Fair enough, but in that case, you shouldn't call the function: sideeffects, and the comments should be updated to reflect your test points.

Also this IR can be further reduced to include ONLY LXSD and fewer fadd, store is unnecessary.

And what is more, we should add more testing for other affected op? Eg: opcode with match patterns like 'LXSIBZX'? Make sure nothing changed?

hfinkel added inline comments.Oct 28 2019, 8:43 PM
llvm/test/CodeGen/PowerPC/mi-scheduling.ll
36 ↗(On Diff #225814)

It's probably best if we just add a utility that dumps all of the instruction properties, and then we can directly test the output of that utility. I'd certainly welcome some follow-up patch which did that.

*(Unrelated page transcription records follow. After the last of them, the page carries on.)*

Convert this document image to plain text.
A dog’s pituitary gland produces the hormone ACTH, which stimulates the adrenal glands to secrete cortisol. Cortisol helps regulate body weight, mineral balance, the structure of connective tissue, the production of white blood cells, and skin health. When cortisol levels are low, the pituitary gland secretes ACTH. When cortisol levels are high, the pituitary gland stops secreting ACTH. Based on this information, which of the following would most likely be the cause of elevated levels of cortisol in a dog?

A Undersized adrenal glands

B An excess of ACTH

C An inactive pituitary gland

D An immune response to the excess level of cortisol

steven.zhang marked 2 inline comments as done.Oct 28 2019, 10:09 PM
steven.zhang added inline comments.
llvm/test/CodeGen/PowerPC/mi-scheduling.ll
36 ↗(On Diff #225814)

This is a good idea to verify the instruction properties as it is really needed. However, need some effort. I will create a follow up issue for this. Thank you.

36 ↗(On Diff #225814)

re jsji: Good point. I will update the comments, rename the function name, and remove the store. For other opcode, I think, we need some follow up as hfinkel said to verify them together.

Update the test and move it into the scheduling-mem-dependency.ll. And update the test in scheduling-mem-dependency.ll. to make it more robust together with this patch, as it was added by me before ...

jsji added inline comments.Oct 29 2019, 8:53 AM
llvm/test/CodeGen/PowerPC/mi-scheduling.ll
36 ↗(On Diff #225814)

It's probably best if we just add a utility that dumps all of the instruction properties, and then we can directly test the output of that utility. I'd certainly welcome some follow-up patch which did that.

Yes, good idea for such utility, we should be able to catch quite some hidden bugs with it.

hfinkel added inline comments.Oct 29 2019, 9:40 AM
llvm/test/CodeGen/PowerPC/mi-scheduling.ll
36 ↗(On Diff #225814)

Yes, good idea for such utility, we should be able to catch quite some hidden bugs with it.

Exactly; I used to do this every once in a while my manually searching through the TableGen-generated files; I suppose that we might be able to do this by literally running TableGen and matching the output, but a separate utility might be better from a build-process-management standpoint and because it won't require rerunning TableGen (which could be slow in Debug mode).

This revision was automatically updated to reflect the committed changes.